Promienista Łapa spróbował się podnieść i skoczył na kotkę. Ta zrobiła zwinny unik.
– Tylko na to cię stać kotku? Zawiodłam się – mruknęła kotka i potężnym uderzeniem ponownie powaliła ucznia. Ten szybko wstał i znów spróbował ataku. Historia się powtórzyła. – Jesteś potomkiem domowych kotów i chcesz walczyć ze mną? Córką Wilczej Gwiazdy?
Promienista Łapa był zaskoczony wiedzą wojowniczki. Jesteś potomkiem domowych kotów… Aż tak to widać? Kotka uderzyła jeszcze raz, tym razem bardzo mocno. Promienista Łapa poczuł krew spływającą po jego boku. Nagle coś rzuciło się na medyczkę. Uczeń z ulgą rozpoznał Szarego Płomienia. Kocur uderzył ją w pysk tworząc kolejną oszpecającą szramę. Z siłą Klanu Tygrysa Sprawił, że medyczka uciekła z obozu. Na polu bitwy zostało tylko sześć obciekających krwią kotów. Promienista Łapa i Szary Płomień, Onyksowa Gwiazda i szara kotka, oraz walczący nadal z cętkowaną kotką Błyskający Wąs. Wtedy przeciwniczka lidera upadła na ziemię. Nie ruszała się.
– Wojenna Gwiazdo! – zawołała rozpaczliwie przeciwniczka Błyskającego Wąsa biegnąc do kotki. Położyła się obok zakrwawionego ciała, nikt nie śmiał jej ruszyć.
Promienista Łapa i Szary Płomień z wielkim trudem się zbliżyli.
– Ona nie żyje? – spytał Błyskający Wąs Onyksową Gwiazdę. Długowłosy kocur przymrużył oczy.

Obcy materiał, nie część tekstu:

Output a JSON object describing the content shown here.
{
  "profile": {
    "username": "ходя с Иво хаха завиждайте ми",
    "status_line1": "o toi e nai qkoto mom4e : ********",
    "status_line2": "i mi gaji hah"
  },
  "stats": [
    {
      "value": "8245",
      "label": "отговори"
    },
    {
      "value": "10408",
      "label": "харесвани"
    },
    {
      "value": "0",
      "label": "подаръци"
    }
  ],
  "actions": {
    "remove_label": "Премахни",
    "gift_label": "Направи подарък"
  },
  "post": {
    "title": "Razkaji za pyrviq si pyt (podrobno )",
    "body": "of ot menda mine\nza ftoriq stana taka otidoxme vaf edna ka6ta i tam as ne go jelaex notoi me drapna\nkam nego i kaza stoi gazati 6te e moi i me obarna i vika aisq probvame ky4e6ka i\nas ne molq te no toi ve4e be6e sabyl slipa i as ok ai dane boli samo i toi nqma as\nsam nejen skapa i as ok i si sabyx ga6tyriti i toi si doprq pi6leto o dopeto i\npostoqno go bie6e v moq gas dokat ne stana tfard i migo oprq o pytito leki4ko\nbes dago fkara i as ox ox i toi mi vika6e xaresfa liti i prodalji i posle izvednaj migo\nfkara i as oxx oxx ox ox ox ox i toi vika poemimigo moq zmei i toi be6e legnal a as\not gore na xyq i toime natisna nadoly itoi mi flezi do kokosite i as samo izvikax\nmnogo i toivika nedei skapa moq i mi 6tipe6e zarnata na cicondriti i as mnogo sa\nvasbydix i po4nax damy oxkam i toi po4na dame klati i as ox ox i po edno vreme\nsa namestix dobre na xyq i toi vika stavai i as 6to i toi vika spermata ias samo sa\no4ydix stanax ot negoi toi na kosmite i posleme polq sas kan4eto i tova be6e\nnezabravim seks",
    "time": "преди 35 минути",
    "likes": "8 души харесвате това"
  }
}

Po chwili kotka ponownie zaczęła oddychać.
– Wojenna Gwiazdo! – zawołał podniesionym głosem lider Klanu Klifu.
– Kim jesteś? – syknęła nieufnie wojowniczka Klanu Wilka leżąca obok liderki. – Gdzie Niespodziewana Gwiazda i Ametystowa Chmura?!
– Niespodziewana Gwiazda i Ametystowa Chmura nie żyją – oznajmił Onyksowa Gwiazda. – Klan Gwiazd wybrał mnie na nowego lidera Klanu Klifu.
– Jakim prawem łamiesz sojusz zawarty przez twoją poprzedniczkę i mojego ojca? – Kotka była wściekła, widać to było w jej oczach.
Onyksowa Gwiazda wziął głęboki wdech. Liderka Klanu Wilka otworzyła oczy i ociężale podniosła się z ziemi.
– Wojenna Gwiazdo! – zaczął lider ponownie. – Pokonaliśmy twój klan w walce. Musicie odejść z tej części terytorium i zamieszkać po drugiej stronie Drogi Grzmotu.
– Dlaczego? – spytała kotka słabym głosem.
– Klan Klifu przejmuje wszystkie tereny po tej stronie Drogi Grzmotu – wyjaśnił. – Każda wasza próba odbicia tej części terenów zostanie odparta. Odejdźcie po dobroci, inaczej wygnam was siłą.
– Czemu złamałeś sojusz? – mruknęła Wojenna Gwiazda.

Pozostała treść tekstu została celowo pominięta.